Le résumé du résumé de l’existence de cette femme qui nous reçoit dans son petit appartement du centre-ville de La Louvière où elle cohabite avec sa maman, âgée de 95 ans, pourrait tenir en ces quelques mots : « Plus de quarante ans de douleur, chaque jour de l’année, chaque heure de chaque jour…, plus de vingt-cinq ans de chaise roulante et vingt-deux opérations chirurgicales ». Dans la bouche de cette dame, cela se traduit ainsi : « Je ne veux pas étaler ma douleur. Parlons d’autre chose. Je veux vivre. Rire. Parler et échanger encore en continuant les activités de bénévolat que j’ai entamées depuis de nombreuses années… ». Chapeau, Suzette !
C’est donc l’histoire d’une femme qui, jusqu’à l’âge de 22 ans, avait connu une existence relativement banale. « J’ai passé ma jeunesse dans la région d’Arlon », raconte-t-elle. « Je ne me souviens pas d’avoir rencontré des problèmes de santé durant mon enfance. En pleine forme, j’étais plutôt sportive. En juin 1965, j’ai commencé à travailler dans un supermarché et, quelques semaines plus tard, en octobre, j’ai ressenti de très fortes douleurs dans le dos. Un jour, pendant l’heure de table, je n’ai plus eu la force de bouger. J’ai été forcée de m’allonger. Mon médecin m’a alors conseillé de me rendre chez un spécialiste à Luxembourg. Je ne le savais pas, mais je vivais là le début d’un calvaire ; la douleur est devenue une compagne permanente qui, parfois, m’horripile et que j’apprivoise aussi, le plus souvent ».

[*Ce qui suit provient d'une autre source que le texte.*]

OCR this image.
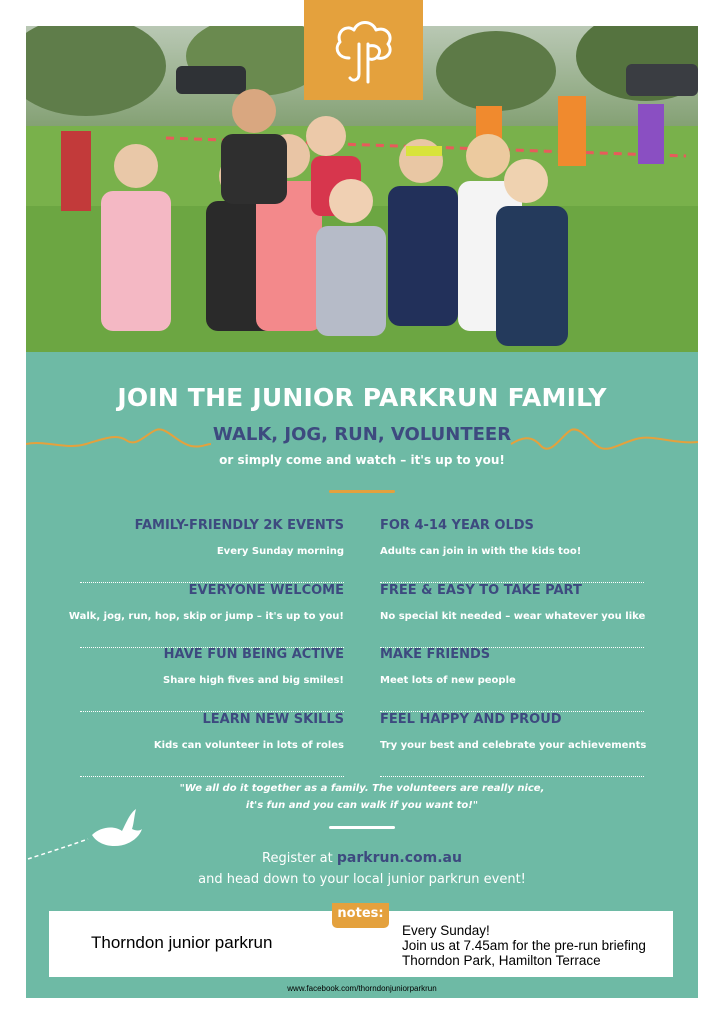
JOIN THE JUNIOR PARKRUN FAMILY
WALK, JOG, RUN, VOLUNTEER
or simply come and watch – it's up to you!
FAMILY-FRIENDLY 2K EVENTS
Every Sunday morning
FOR 4-14 YEAR OLDS
Adults can join in with the kids too!
EVERYONE WELCOME
Walk, jog, run, hop, skip or jump – it's up to you!
FREE & EASY TO TAKE PART
No special kit needed – wear whatever you like
HAVE FUN BEING ACTIVE
Share high fives and big smiles!
MAKE FRIENDS
Meet lots of new people
LEARN NEW SKILLS
Kids can volunteer in lots of roles
FEEL HAPPY AND PROUD
Try your best and celebrate your achievements
"We all do it together as a family. The volunteers are really nice,
it's fun and you can walk if you want to!"
Register at parkrun.com.au
and head down to your local junior parkrun event!
Thorndon junior parkrun
Every Sunday!
Join us at 7.45am for the pre-run briefing
Thorndon Park, Hamilton Terrace
notes:
www.facebook.com/thorndonjuniorparkrun
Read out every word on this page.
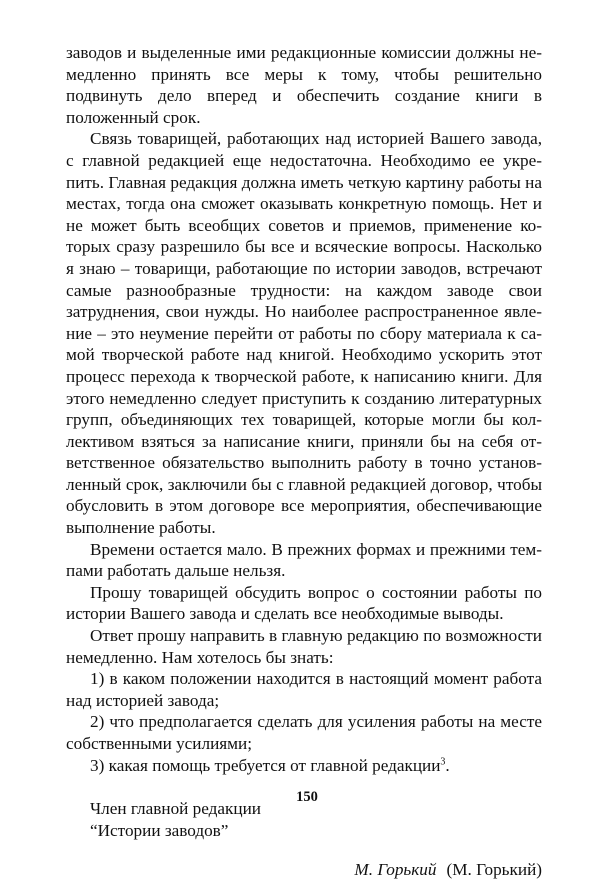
заводов и выделенные ими редакционные комиссии должны немедленно принять все меры к тому, чтобы решительно подвинуть дело вперед и обеспечить создание книги в положенный срок.

Связь товарищей, работающих над историей Вашего завода, с главной редакцией еще недостаточна. Необходимо ее укрепить. Главная редакция должна иметь четкую картину работы на местах, тогда она сможет оказывать конкретную помощь. Нет и не может быть всеобщих советов и приемов, применение которых сразу разрешило бы все и всяческие вопросы. Насколько я знаю – товарищи, работающие по истории заводов, встречают самые разнообразные трудности: на каждом заводе свои затруднения, свои нужды. Но наиболее распространенное явление – это неумение перейти от работы по сбору материала к самой творческой работе над книгой. Необходимо ускорить этот процесс перехода к творческой работе, к написанию книги. Для этого немедленно следует приступить к созданию литературных групп, объединяющих тех товарищей, которые могли бы коллективом взяться за написание книги, приняли бы на себя ответственное обязательство выполнить работу в точно установленный срок, заключили бы с главной редакцией договор, чтобы обусловить в этом договоре все мероприятия, обеспечивающие выполнение работы.

Времени остается мало. В прежних формах и прежними темпами работать дальше нельзя.

Прошу товарищей обсудить вопрос о состоянии работы по истории Вашего завода и сделать все необходимые выводы.

Ответ прошу направить в главную редакцию по возможности немедленно. Нам хотелось бы знать:

1) в каком положении находится в настоящий момент работа над историей завода;

2) что предполагается сделать для усиления работы на месте собственными усилиями;

3) какая помощь требуется от главной редакции$^3$.

Член главной редакции

“Истории заводов”

М. Горький (М. Горький)

150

En 1966, Suzette subit une première opération après qu’un médecin lui ait diagnostiqué une « décalcification totale de la colonne vertébrale ». « C’était déjà une opération très lourde impliquant des greffes, le placement de vis… », témoigne-t-elle. « On m’a complètement « remonté » la colonne vertébrale. Ensuite, on m’a envoyée pendant trois saisons en cure à la mer dans l’espoir que je referais du calcium. En vain. Les années ont passé. Les douleurs n’ont jamais disparu. Malgré le mal qui me diminuait considérablement, je continuais à marcher. Fin des années 1970, sur les conseils de mon mari qui en avait assez de me voir souffrir, on est allé voir un autre chirurgien. Il m’a expliqué que j’avais mal parce qu’une vis mal placée poussait sur le nerf sciatique. Après une nouvelle opération, la douleur n’a malheureusement pas disparu. J’ai fait deux hernies discales qui ont nécessité d’autres interventions. La marche devenait de plus en plus pénible. De plus en plus impossible, devrais-je dire. Cinquante mètres, c’était le maximum… Et encore, en m’arrêtant souvent. J’ai encore subi une autre opération qui n’a pas réussi comme l’espérait le chirurgien. A partir de là, je me suis retrouvée en chaise roulante ».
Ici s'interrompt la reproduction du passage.